Luca’s urgent command echoed in Rico’s head. He’d phoned Luca the moment he’d hung up on Jean-Paul.

‘We have to get the boy before the press does,’ Luca had said. ‘Get Falieri on to it tonight. But, Rico, it’s essential we look as if we don’t know about the story. If they think we are trying to stop it, they’ll run with it immediately. In the meantime—’ his voice had hardened ‘—I will contact Christa. Maybe for once I will, after all, exact a favour from her father…it won’t stifle the story, but it may just delay it. Buy us some time. Enough for Falieri to get the child safely out of their reach.’ He’d paused, then gone on, his voice dry. ‘It seems, just for once, Rico, that your close proximity to the press has come in handy.’

‘Glad to be of use,’ Rico had replied, his voice even drier. ‘For once.’

‘Well, you can really be of use now,’ Luca had cut back. ‘I can’t leave this wedding, if I did it would simply arouse suspicion, so I’m stuck here for the duration. I’m counting on you to hold the fort. But Rico?’ His voice had held a warning note in it. ‘Leave it to me to tell our father about this debacle, OK? He’ll take it a lot better from me.’
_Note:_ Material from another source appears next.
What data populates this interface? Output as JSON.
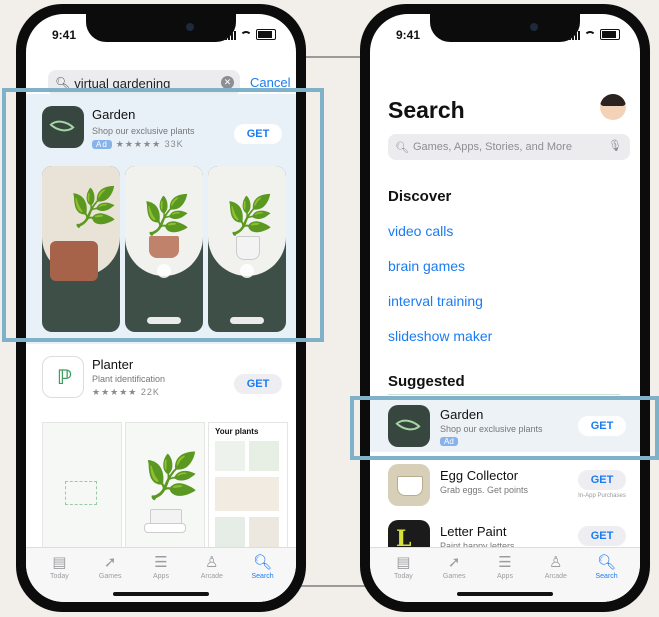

Rico hadn’t stuck around to find out how his father had taken the news that the Ceraldis were about to face their biggest trial by tabloid yet. He’d had only one imperative. To find Paolo’s son.

Emotion buckled him. He’d been holding it back as much as he could, because there had been no time for it. No time to do anything other than get hold of Falieri and track down the child his brother had fathered.